ANZGOG required assistance with writing a review article around the topics covered at their two-part member education webinar series titled ‘Ovarian Cancer Systems of Care’ held in November and December 2020.
Webinar presentations were given by renowned clinical and research experts in ovarian cancer, and highlighted updates on the latest developments in ovarian cancer diagnosis, genetic testing, medical and surgical interventions, and follow-up programs currently underway.
We have previously provided medical writing assistance to members of ANZGOG, and was referred by a well-known client to undertake the task of writing what turned out to be a comprehensive review article, referencing over 90 peer-reviewed articles, and distilling the results of over 30 ovarian cancer clinical trials. Suffice it to say this was a major medical writing job. The responses from the journal reviewers to the first submission were minimal.
“Manuscript has nicely summarized the current ovarian cancer diagnosis, genetic testing, treatment modalities and follow up plan” (Reviewer # 1 comment). Reviewer #2 requested additional material that was beyond the scope of the webinar series, and to which I provided a very recent review article that covered the topic.
The editor-in-chief of the journal also thanked us for a ‘fine contribution’ upon receipt of our response to reviewers’ comments, which was accepted as written.
We noted to our client that in our recent experience we have seen delays in responses to submitted manuscripts, and many academics who would normally serve as peer reviewers are under restrictions or working remotely due to the current pandemic. We followed up regularly to ensure our manuscript was being processed.
“I have been glad to have you on the project and doing all the follow-up and contribution to manuscript development” (A. Evans, CEO, ANZGOG).
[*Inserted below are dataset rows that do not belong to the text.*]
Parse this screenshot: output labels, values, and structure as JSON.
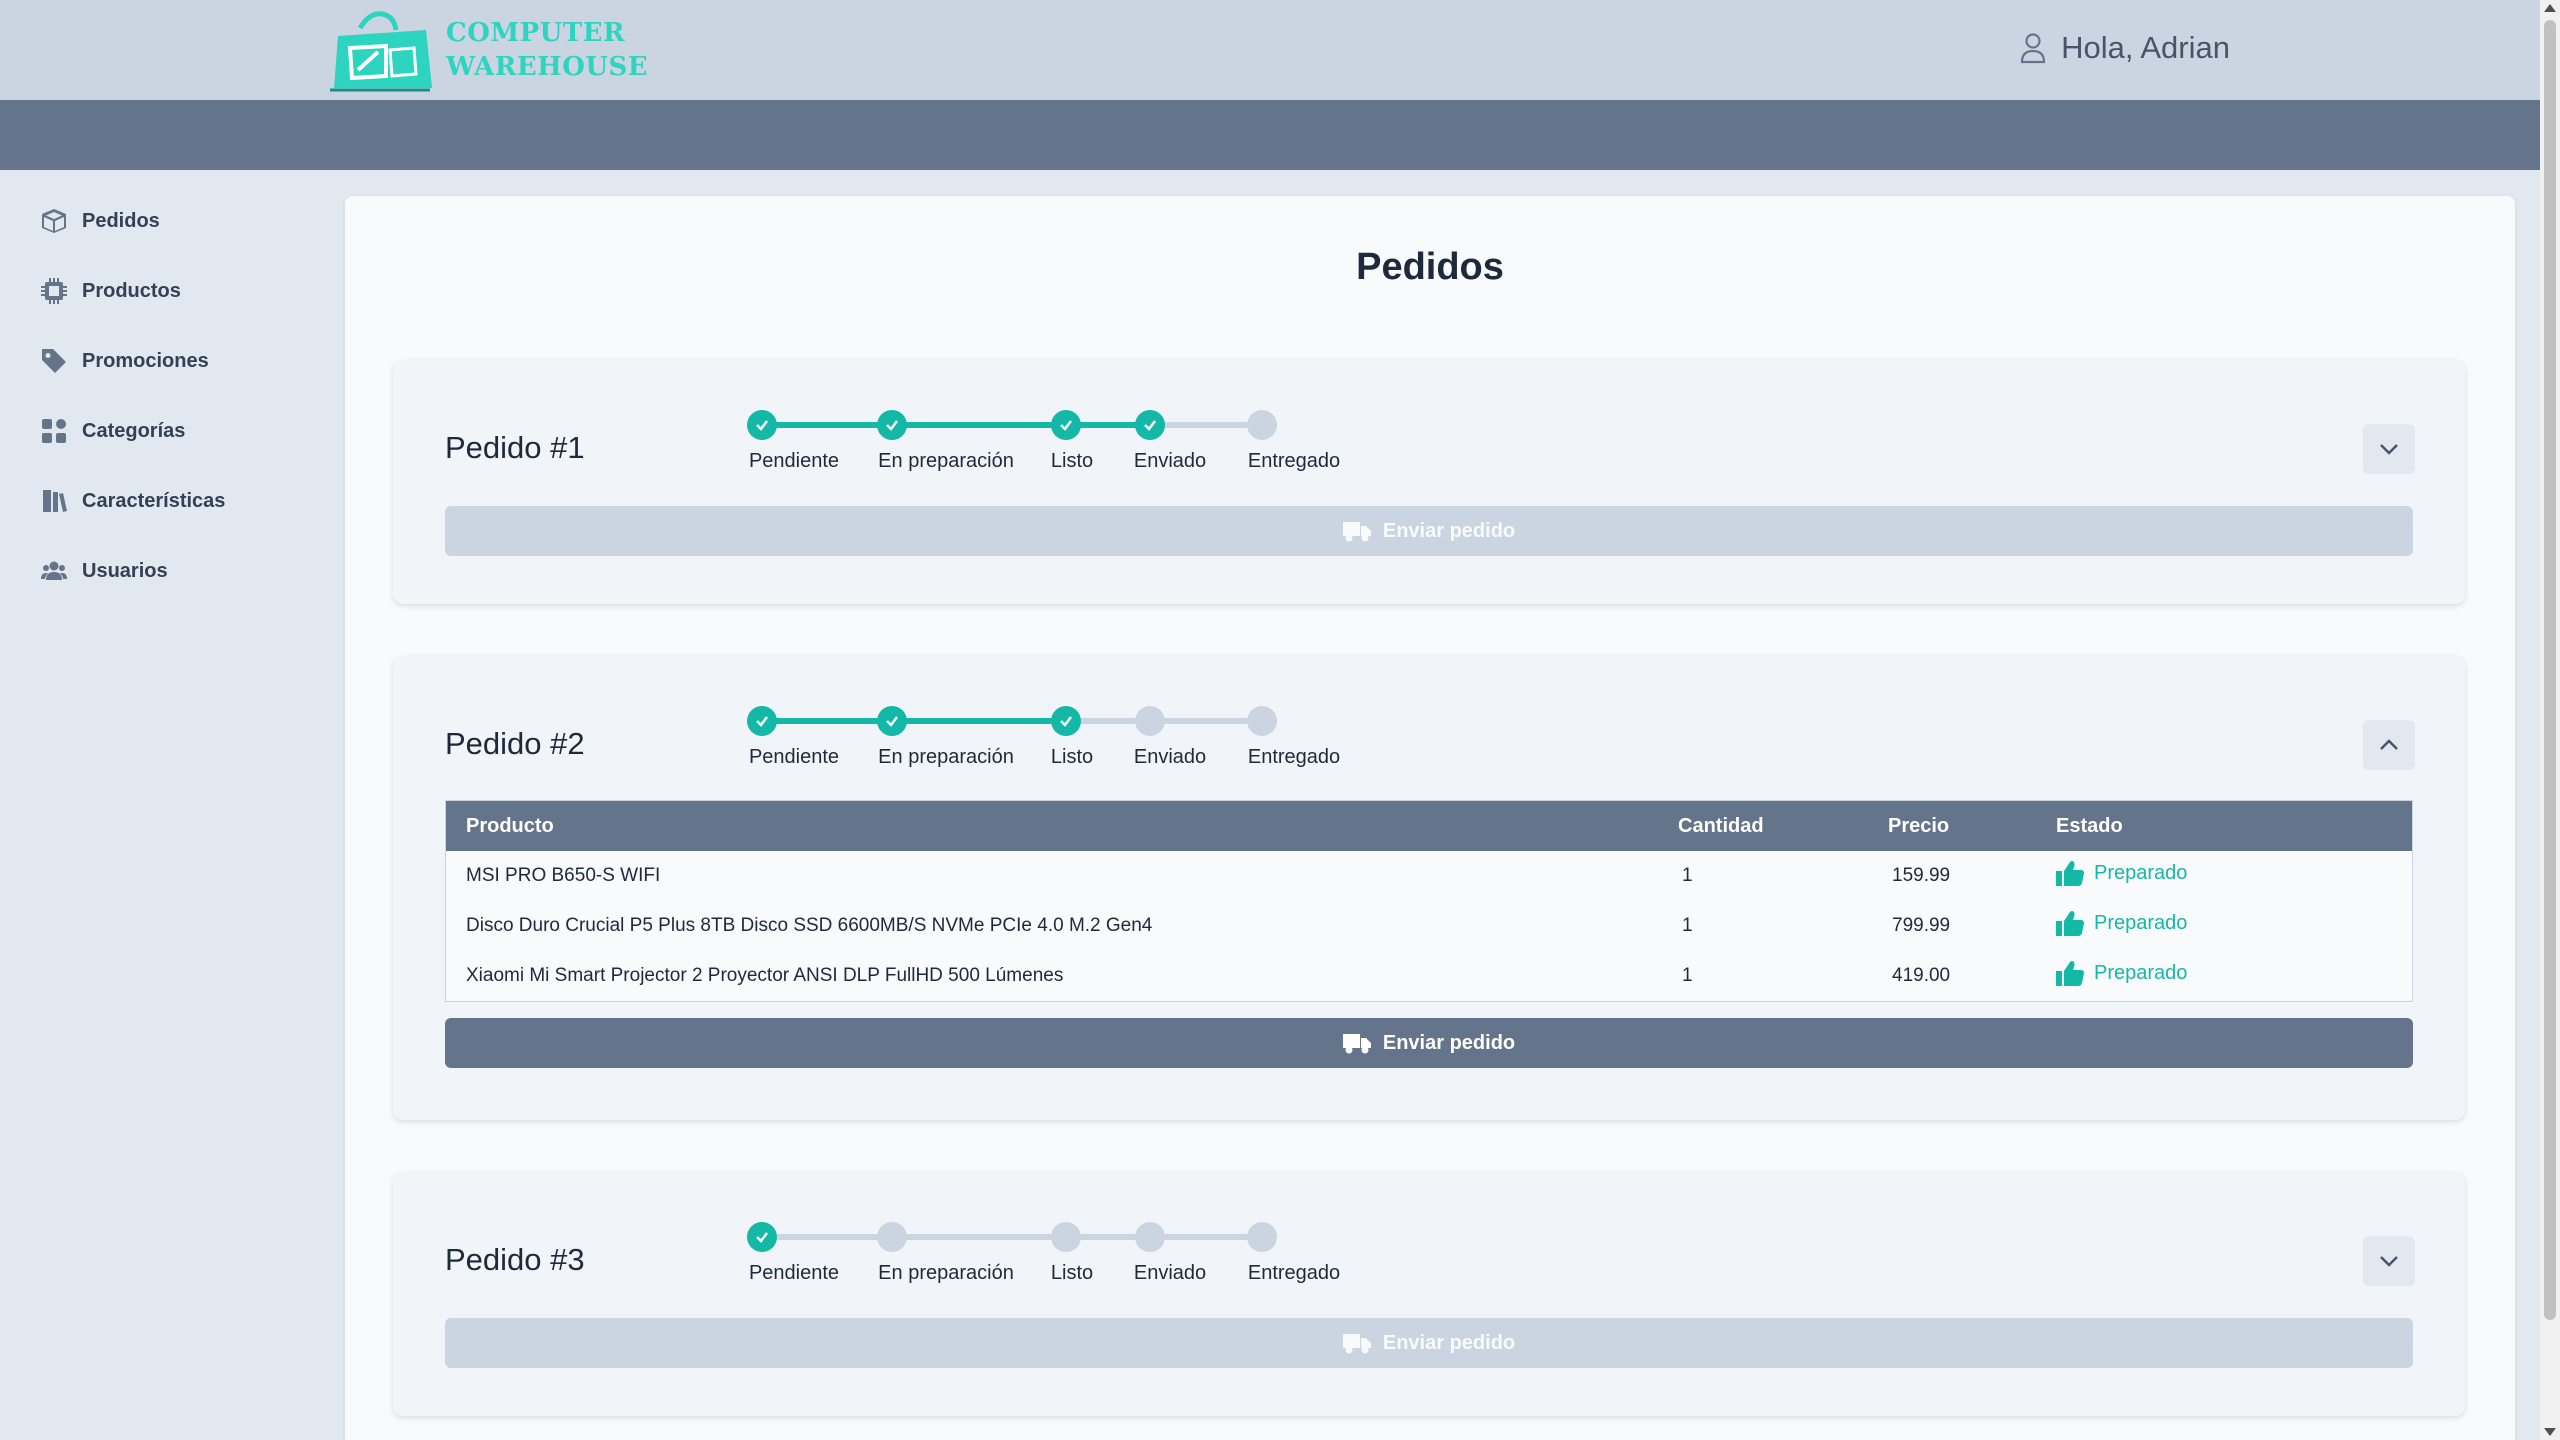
{
  "header": {
    "logo_line1": "COMPUTER",
    "logo_line2": "WAREHOUSE",
    "greeting": "Hola, Adrian"
  },
  "sidebar": {
    "items": [
      {
        "label": "Pedidos",
        "icon": "box-icon"
      },
      {
        "label": "Productos",
        "icon": "chip-icon"
      },
      {
        "label": "Promociones",
        "icon": "tag-icon"
      },
      {
        "label": "Categorías",
        "icon": "grid-icon"
      },
      {
        "label": "Características",
        "icon": "book-icon"
      },
      {
        "label": "Usuarios",
        "icon": "users-icon"
      }
    ]
  },
  "main": {
    "title": "Pedidos",
    "steps": [
      "Pendiente",
      "En preparación",
      "Listo",
      "Enviado",
      "Entregado"
    ],
    "send_label": "Enviar pedido",
    "orders": [
      {
        "title": "Pedido #1",
        "completed_steps": 4,
        "expanded": false
      },
      {
        "title": "Pedido #2",
        "completed_steps": 3,
        "expanded": true
      },
      {
        "title": "Pedido #3",
        "completed_steps": 1,
        "expanded": false
      }
    ],
    "table": {
      "headers": [
        "Producto",
        "Cantidad",
        "Precio",
        "Estado"
      ],
      "rows": [
        {
          "product": "MSI PRO B650-S WIFI",
          "qty": "1",
          "price": "159.99",
          "status": "Preparado"
        },
        {
          "product": "Disco Duro Crucial P5 Plus 8TB Disco SSD 6600MB/S NVMe PCIe 4.0 M.2 Gen4",
          "qty": "1",
          "price": "799.99",
          "status": "Preparado"
        },
        {
          "product": "Xiaomi Mi Smart Projector 2 Proyector ANSI DLP FullHD 500 Lúmenes",
          "qty": "1",
          "price": "419.00",
          "status": "Preparado"
        }
      ]
    }
  },
  "colors": {
    "accent": "#14b8a6",
    "header_bg": "#cbd5e1",
    "subbar_bg": "#64748b",
    "logo": "#2dd4bf"
  }
}
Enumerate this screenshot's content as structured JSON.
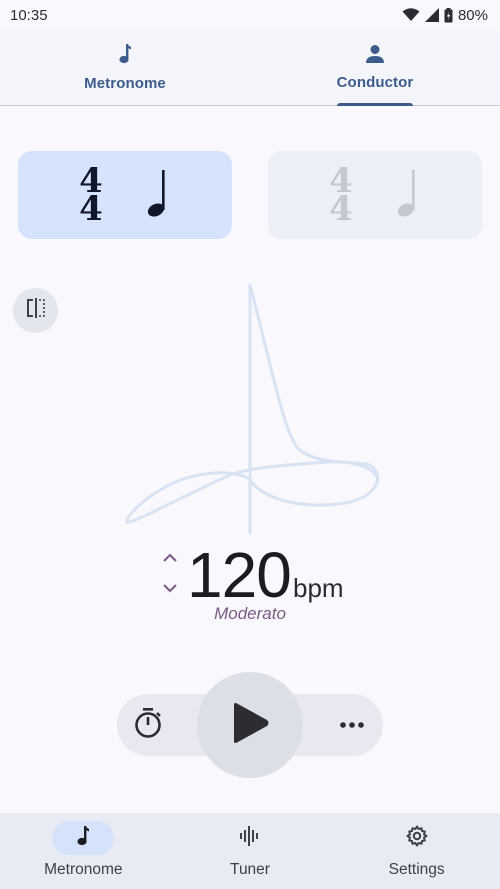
{
  "status_bar": {
    "time": "10:35",
    "battery": "80%",
    "icons": [
      "wifi-icon",
      "signal-icon",
      "battery-icon"
    ]
  },
  "top_tabs": [
    {
      "label": "Metronome",
      "icon": "music-note-icon",
      "active": false
    },
    {
      "label": "Conductor",
      "icon": "person-icon",
      "active": true
    }
  ],
  "time_signatures": [
    {
      "numerator": "4",
      "denominator": "4",
      "note": "quarter-note-icon",
      "selected": true
    },
    {
      "numerator": "4",
      "denominator": "4",
      "note": "quarter-note-icon",
      "selected": false
    }
  ],
  "tempo": {
    "value": "120",
    "unit": "bpm",
    "name": "Moderato"
  },
  "player": {
    "timer_icon": "timer-icon",
    "play_icon": "play-icon",
    "more_icon": "more-horizontal-icon"
  },
  "bottom_nav": [
    {
      "label": "Metronome",
      "icon": "music-note-icon",
      "active": true
    },
    {
      "label": "Tuner",
      "icon": "waveform-icon",
      "active": false
    },
    {
      "label": "Settings",
      "icon": "gear-icon",
      "active": false
    }
  ],
  "colors": {
    "accent": "#3d5c8c",
    "selected_card": "#d6e3fc",
    "tempo_name": "#7a5a80",
    "conductor_path": "#d8e3f3"
  }
}
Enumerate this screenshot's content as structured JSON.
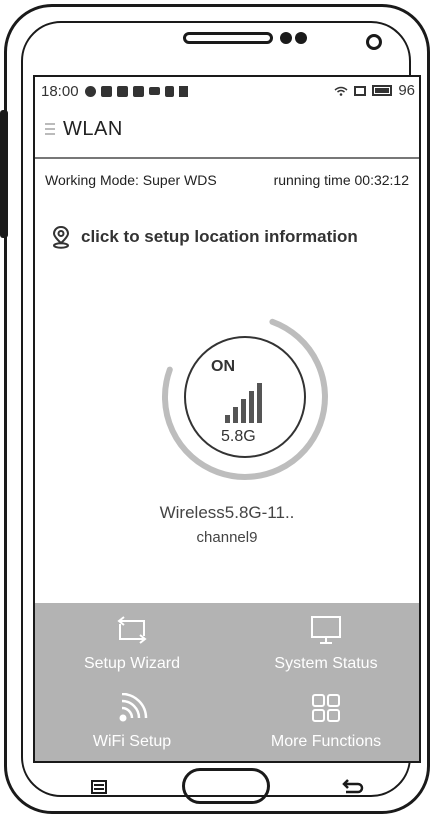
{
  "statusbar": {
    "time": "18:00",
    "battery": "96",
    "icons": [
      "chat-icon",
      "shield-icon",
      "image-icon",
      "mail-icon",
      "folder-icon",
      "doc-icon",
      "usb-icon",
      "wifi-icon",
      "sim-icon",
      "battery-icon"
    ]
  },
  "appbar": {
    "title": "WLAN",
    "menu_icon": "hamburger-icon"
  },
  "info": {
    "working_mode": "Working Mode: Super WDS",
    "running_time": "running time 00:32:12"
  },
  "location": {
    "label": "click to setup location information",
    "icon": "location-pin-icon"
  },
  "gauge": {
    "state": "ON",
    "band": "5.8G",
    "signal_bars_filled": 5,
    "signal_bars_total": 5,
    "arc_fill_fraction": 0.75
  },
  "network": {
    "ssid": "Wireless5.8G-11..",
    "channel": "channel9"
  },
  "actions": [
    {
      "label": "Setup Wizard",
      "icon": "repeat-icon"
    },
    {
      "label": "System Status",
      "icon": "monitor-icon"
    },
    {
      "label": "WiFi Setup",
      "icon": "wifi-icon"
    },
    {
      "label": "More Functions",
      "icon": "grid-icon"
    }
  ],
  "colors": {
    "panel_bg": "#b3b3b3",
    "text_primary": "#222222",
    "arc_color": "#bdbdbd"
  }
}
It was a pleasure to be involved with such a worthwhile organization that focuses on improving women’s health. Beyond the opportunity to write this review article, it was incredibly exciting to learn that women with inherited BRCA1/2 mutations who are diagnosed with ovarian tumours once thought to be ‘silent killers’, can now be treated with therapies that may have curative potential, thanks to decades of research by some of our most talented ANZGOG members. As always, the notification that our article is published and publicly available is exciting news.